Eventually, the guards grew bored flinging rocks and spitting on me. I remained curled up, not moving. As the sun faded under the horizon, food arrived. Some kind of mush and a cup of water. My stomach growled, not even a rendered heart able to stop my body's needs, but I ignored it, turning away from the food.

"Think you're too good for this fine meal?" a voice chided. "If it's too good for your stomach, maybe it'll do for your person!" Slop and water landed on me, drenching my clothes.

The impact shocked my body into jumping up, and I immediately started flapping my arms to get the extra food off. Laughter erupted.

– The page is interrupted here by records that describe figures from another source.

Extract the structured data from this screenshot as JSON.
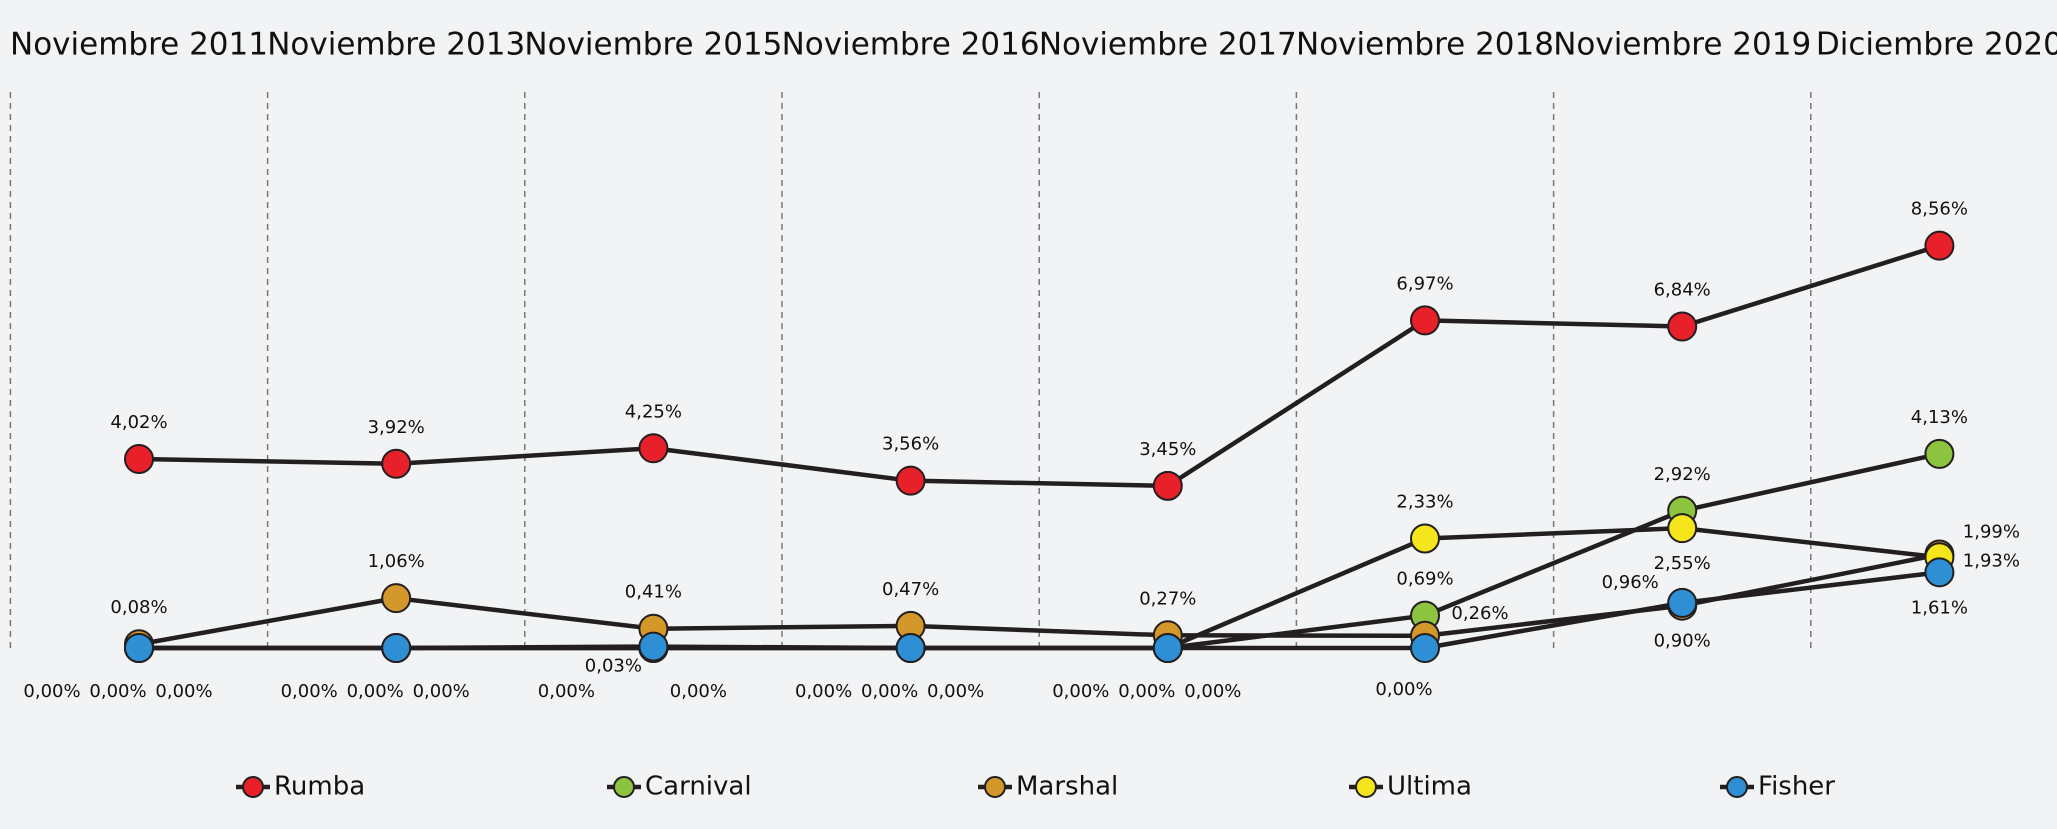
{
  "chart_data": {
    "type": "line",
    "categories": [
      "Noviembre 2011",
      "Noviembre 2013",
      "Noviembre 2015",
      "Noviembre 2016",
      "Noviembre 2017",
      "Noviembre 2018",
      "Noviembre 2019",
      "Diciembre 2020"
    ],
    "series": [
      {
        "name": "Rumba",
        "color": "#e8202a",
        "values": [
          4.02,
          3.92,
          4.25,
          3.56,
          3.45,
          6.97,
          6.84,
          8.56
        ],
        "value_labels": [
          "4,02%",
          "3,92%",
          "4,25%",
          "3,56%",
          "3,45%",
          "6,97%",
          "6,84%",
          "8,56%"
        ]
      },
      {
        "name": "Carnival",
        "color": "#8cc43f",
        "values": [
          0,
          0,
          0,
          0,
          0,
          0.69,
          2.92,
          4.13
        ],
        "value_labels": [
          "0,00%",
          "0,00%",
          "0,00%",
          "0,00%",
          "0,00%",
          "0,69%",
          "2,92%",
          "4,13%"
        ]
      },
      {
        "name": "Marshal",
        "color": "#d4982a",
        "values": [
          0.08,
          1.06,
          0.41,
          0.47,
          0.27,
          0.26,
          0.9,
          1.99
        ],
        "value_labels": [
          "0,08%",
          "1,06%",
          "0,41%",
          "0,47%",
          "0,27%",
          "0,26%",
          "0,90%",
          "1,99%"
        ]
      },
      {
        "name": "Ultima",
        "color": "#f5e61c",
        "values": [
          0,
          0,
          0,
          0,
          0,
          2.33,
          2.55,
          1.93
        ],
        "value_labels": [
          "0,00%",
          "0,00%",
          "0,00%",
          "0,00%",
          "0,00%",
          "2,33%",
          "2,55%",
          "1,93%"
        ]
      },
      {
        "name": "Fisher",
        "color": "#2f8fd4",
        "values": [
          0,
          0,
          0.03,
          0,
          0,
          0,
          0.96,
          1.61
        ],
        "value_labels": [
          "0,00%",
          "0,00%",
          "0,03%",
          "0,00%",
          "0,00%",
          "0,00%",
          "0,96%",
          "1,61%"
        ]
      }
    ]
  }
}
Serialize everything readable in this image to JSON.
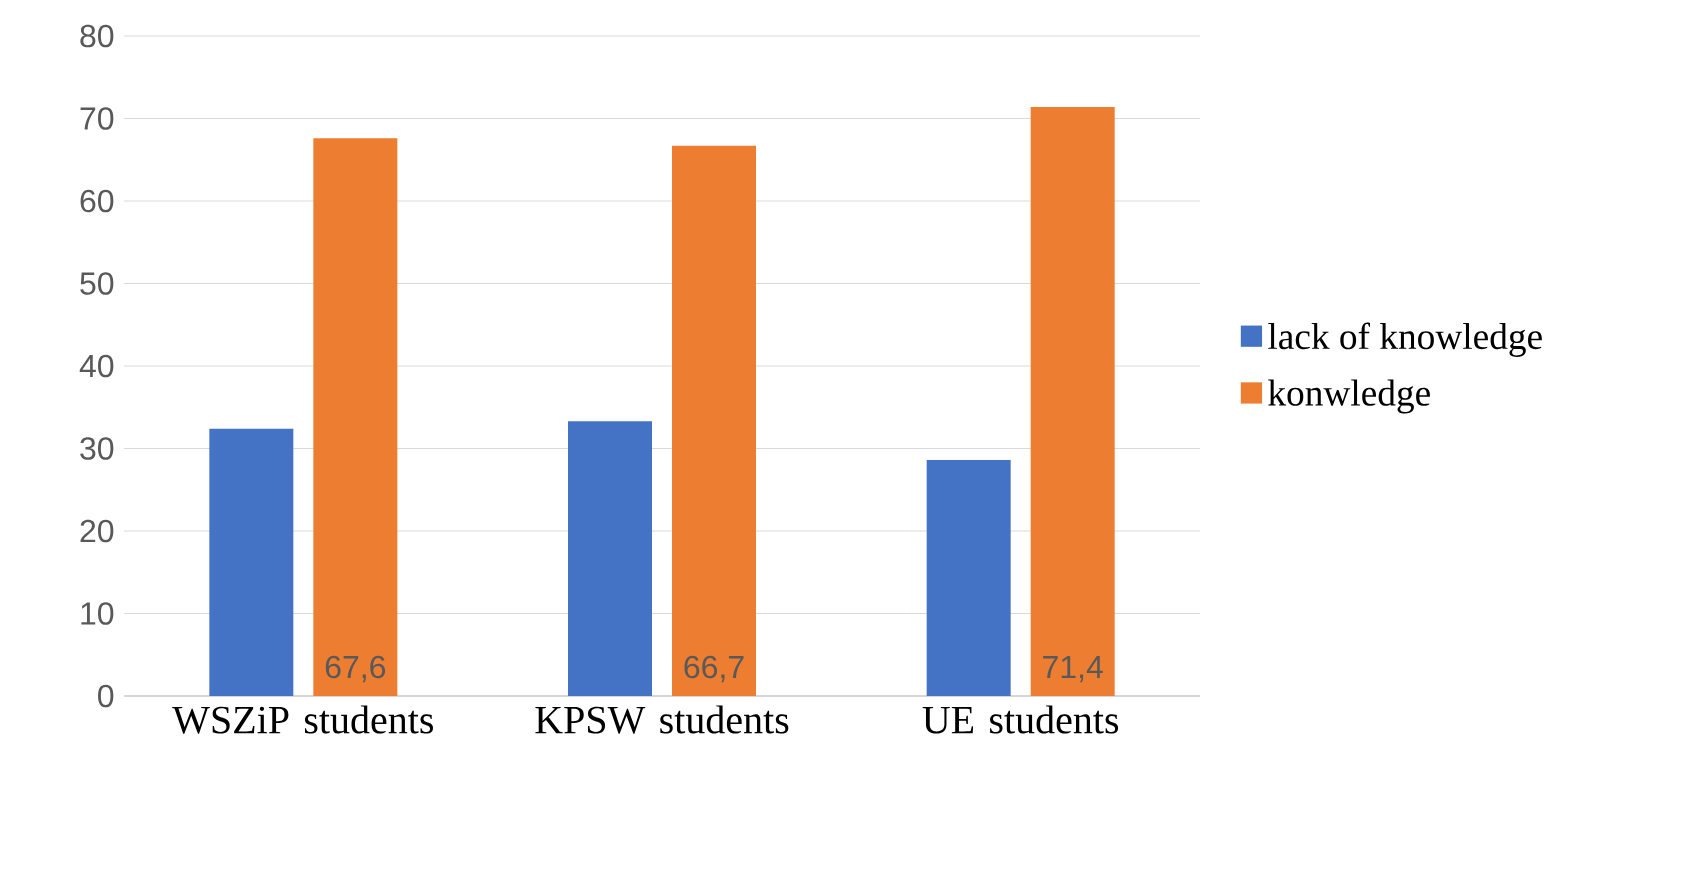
{
  "chart_data": {
    "type": "bar",
    "categories": [
      "WSZiP students",
      "KPSW students",
      "UE students"
    ],
    "series": [
      {
        "name": "lack of knowledge",
        "color": "#4472c4",
        "values": [
          32.4,
          33.3,
          28.6
        ]
      },
      {
        "name": "konwledge",
        "color": "#ed7d31",
        "values": [
          67.6,
          66.7,
          71.4
        ],
        "value_labels": [
          "67,6",
          "66,7",
          "71,4"
        ]
      }
    ],
    "ylim": [
      0,
      80
    ],
    "yticks": [
      0,
      10,
      20,
      30,
      40,
      50,
      60,
      70,
      80
    ],
    "grid": "y",
    "legend": "right"
  }
}
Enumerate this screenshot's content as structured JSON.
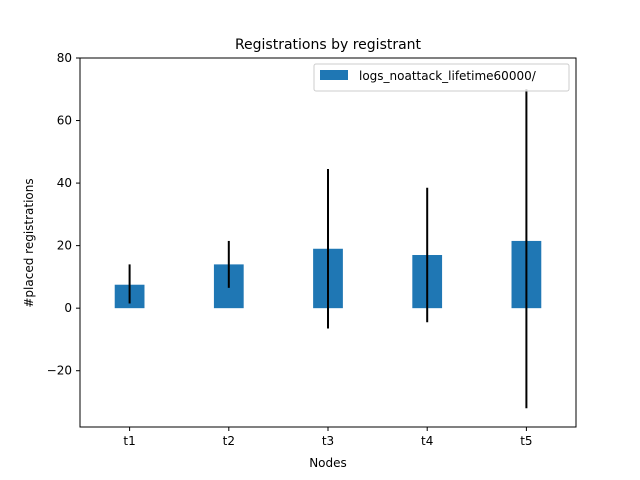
{
  "chart_data": {
    "type": "bar",
    "title": "Registrations by registrant",
    "xlabel": "Nodes",
    "ylabel": "#placed registrations",
    "categories": [
      "t1",
      "t2",
      "t3",
      "t4",
      "t5"
    ],
    "series": [
      {
        "name": "logs_noattack_lifetime60000/",
        "color": "#1f77b4",
        "values": [
          7.5,
          14.0,
          19.0,
          17.0,
          21.5
        ],
        "error_low": [
          1.5,
          6.5,
          -6.5,
          -4.5,
          -32.0
        ],
        "error_high": [
          14.0,
          21.5,
          44.5,
          38.5,
          70.0
        ]
      }
    ],
    "ylim": [
      -38,
      80
    ],
    "yticks": [
      -20,
      0,
      20,
      40,
      60,
      80
    ],
    "ytick_labels": [
      "−20",
      "0",
      "20",
      "40",
      "60",
      "80"
    ],
    "grid": false,
    "legend_position": "top-right"
  }
}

Looking up, I saw the entire perimeter of the cell surrounded by Nathairi watching the show. I waited for my natural reaction of anger to erupt, for my face to grow hot, for me to run screaming and clawing at them. Instead, the hole of emptiness grew bigger.

I wasn't sure which was more alarming - the abuse or the absence of feeling.

Sitting on the ground with my knees pressed to my chest, I buried my head in my lap, willing all of this to go away, to be sucked into the nothingness of myself.

The mush started solidifying and smelling as the night wore on, and soon I was shivering from wearing a wet shirt. Not caring who saw, I took my shirt off, exposing my bare skin with the wrap around my chest. With the dampness gone, the shivering stopped, though goosebumps rose on my arms. Eventually, exhaustion set in, and my body fell into an uneasy sleep.